Justin Sullivan/Getty Images News/Getty Images

How Many Gen Zers Voted In 2020? This Is So Heartening

This year's high-stakes presidential election has invoked the voting power of a record-breaking number of Americans across the country, handily surpassing 2016 turnout totals through early voting alone. In the weeks before Election Day, the United States saw over 100 million people cast their ballots. Younger demographics, such as Gen Z, have been characterized by many political experts as a largely "untapped" population when it comes to political participation in typical elections. However, everyone knows the election between incumbent President Donald Trump and Democratic presidential candidate Joe Biden has been anything but typical — which begs the question: Exactly how many Gen Zers voted in 2020? And who for?

The 2020 election is the first to see a substantial portion of Gen Z voters, largely because they've been too young to participate in the past. In fact, the oldest members of this generation just turned 23 this year, meaning that for the majority of them, the 2020 election was their first time casting a ballot for a potential president. According to a report from Pew Research Center, the total number of Gen Zers who voted in the 2016 election amounted to just 4%. But in 2020, that number has more than doubled — a full 10% of eligible voters this year were expected to be Gen Zers. Put that in real terms, and that means a full 24 million 2020 eligible voters are expected to be between ages 18 and 23.

SAUL LOEB/AFP/Getty Images

Early data seems to support this: Per CNN exit polls, as of 6 p.m. ET on Nov. 3, people between the ages of 18 and 29 made up 16% of voters. If current estimates of around 160 million voters overall holds true, that would mean 25.6 million voters under age 30. Analysis from the Center for Information and Research on Civic Learning and Engagement (CIRCLE) at Tufts University is also optimistic — early projections estimate 53% to 56% of eligible voters age 18-29 showed up to cast a ballot, compared to an estimated 45% to 48% in 2016.

Combine Gen Z with their older millennial siblings, who they more or less politically resemble, and things get even more impressive. Ahead of the election, the youngest two generations were expected to make about 37% of this year's electorate together, edging past baby boomers to make up the largest age demographic voting bloc.

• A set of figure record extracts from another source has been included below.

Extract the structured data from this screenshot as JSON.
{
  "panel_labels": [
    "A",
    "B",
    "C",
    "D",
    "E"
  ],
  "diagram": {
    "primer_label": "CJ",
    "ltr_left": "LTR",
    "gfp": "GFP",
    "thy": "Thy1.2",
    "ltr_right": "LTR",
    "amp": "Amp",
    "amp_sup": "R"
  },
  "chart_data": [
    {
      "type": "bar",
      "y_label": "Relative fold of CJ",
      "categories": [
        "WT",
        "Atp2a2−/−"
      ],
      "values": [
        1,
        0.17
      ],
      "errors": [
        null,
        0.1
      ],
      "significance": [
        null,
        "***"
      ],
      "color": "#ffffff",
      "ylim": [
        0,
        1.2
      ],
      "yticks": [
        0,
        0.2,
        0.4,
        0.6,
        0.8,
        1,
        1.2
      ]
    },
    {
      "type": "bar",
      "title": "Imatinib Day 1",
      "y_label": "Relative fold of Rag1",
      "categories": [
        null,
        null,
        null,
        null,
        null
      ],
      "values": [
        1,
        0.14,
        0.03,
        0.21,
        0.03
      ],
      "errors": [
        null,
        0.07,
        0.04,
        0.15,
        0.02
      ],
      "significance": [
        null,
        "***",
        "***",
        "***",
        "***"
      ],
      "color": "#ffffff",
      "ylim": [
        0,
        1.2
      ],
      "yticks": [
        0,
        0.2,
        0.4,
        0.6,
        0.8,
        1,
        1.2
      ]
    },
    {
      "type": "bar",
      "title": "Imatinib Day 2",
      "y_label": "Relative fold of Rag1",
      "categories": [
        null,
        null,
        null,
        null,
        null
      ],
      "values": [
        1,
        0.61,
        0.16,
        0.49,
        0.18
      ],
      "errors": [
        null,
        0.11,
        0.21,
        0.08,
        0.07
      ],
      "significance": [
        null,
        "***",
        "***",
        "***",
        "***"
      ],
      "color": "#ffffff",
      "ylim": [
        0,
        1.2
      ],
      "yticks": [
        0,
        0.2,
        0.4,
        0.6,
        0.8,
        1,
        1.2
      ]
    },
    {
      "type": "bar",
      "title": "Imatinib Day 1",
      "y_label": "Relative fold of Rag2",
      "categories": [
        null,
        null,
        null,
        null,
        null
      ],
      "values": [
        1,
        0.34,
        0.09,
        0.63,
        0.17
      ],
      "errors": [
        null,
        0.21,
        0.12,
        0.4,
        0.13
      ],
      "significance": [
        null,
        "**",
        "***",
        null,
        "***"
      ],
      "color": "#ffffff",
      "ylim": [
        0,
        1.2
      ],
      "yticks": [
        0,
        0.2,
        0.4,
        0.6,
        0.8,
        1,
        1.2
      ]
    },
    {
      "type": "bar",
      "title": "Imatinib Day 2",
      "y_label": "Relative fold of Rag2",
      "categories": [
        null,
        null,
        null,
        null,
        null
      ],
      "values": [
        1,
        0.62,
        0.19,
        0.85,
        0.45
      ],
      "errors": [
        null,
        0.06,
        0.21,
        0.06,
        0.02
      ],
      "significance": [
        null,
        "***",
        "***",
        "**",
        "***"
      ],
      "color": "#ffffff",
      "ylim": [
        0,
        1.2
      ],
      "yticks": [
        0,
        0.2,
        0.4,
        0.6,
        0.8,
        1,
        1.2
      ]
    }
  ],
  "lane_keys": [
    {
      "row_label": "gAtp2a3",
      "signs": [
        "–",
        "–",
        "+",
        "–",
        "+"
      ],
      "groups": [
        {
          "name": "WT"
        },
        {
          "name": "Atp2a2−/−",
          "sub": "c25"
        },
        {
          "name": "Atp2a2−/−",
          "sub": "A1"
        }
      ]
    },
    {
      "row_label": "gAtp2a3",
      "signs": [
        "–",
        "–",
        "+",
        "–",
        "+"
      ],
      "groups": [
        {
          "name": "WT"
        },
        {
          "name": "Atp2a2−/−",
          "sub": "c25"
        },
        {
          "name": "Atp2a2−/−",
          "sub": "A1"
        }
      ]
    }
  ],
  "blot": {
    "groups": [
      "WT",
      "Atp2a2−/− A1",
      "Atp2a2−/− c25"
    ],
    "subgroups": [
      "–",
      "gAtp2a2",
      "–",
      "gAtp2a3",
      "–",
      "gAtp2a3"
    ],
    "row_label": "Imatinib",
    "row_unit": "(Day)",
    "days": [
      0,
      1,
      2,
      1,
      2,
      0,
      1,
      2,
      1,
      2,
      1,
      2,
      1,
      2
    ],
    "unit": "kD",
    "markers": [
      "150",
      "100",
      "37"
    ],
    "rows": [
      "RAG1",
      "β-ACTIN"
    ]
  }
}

As Gen Z continues to age into America's voting population, many political experts predict their generally progressive views on LGBTQ+ issues, reproductive rights, immigration reform, and more will serve to bolster the Democratic party. In 2020, at least, early numbers appear to show that holds true — according to CIRCLE, voters age 18-29 showed up for Joe Biden by a margin of nearly two to one.

Hannah Bristol, the young American engagement director for the Joe Biden campaign, emphasizes the importance of reaching out to these future first-time voters for the campaign. "We’ve been working to meet young Americans where they are," Bristol tells Elite Daily. She says that though final counts weren't in, early voting numbers showed high youth turnout. "They are playing an important role in this election," she notes. The Biden campaign launched several youth engagement efforts throughout the 2020 election, including League 46 and Students For Biden.

Even those too young to vote have found ways to get involved. "Many of those who are not yet able to vote have been very engaged with the campaign through friend-to-friend outreach to those who can vote, which is important because we know people are most effective messengers to their own communities," Bristol says. "We hope to see them continue to engage in the democratic process as they become eligible to vote."

As the final results in several key battleground states such as Georgia, Nevada, and Pennsylvania are still being hashed out across the country, many Americans are anxiously awaiting the final call on the race. Whether or not Gen Z will be a defining demographic for the 2020 election is still unclear — but within the next decade, it's almost certain.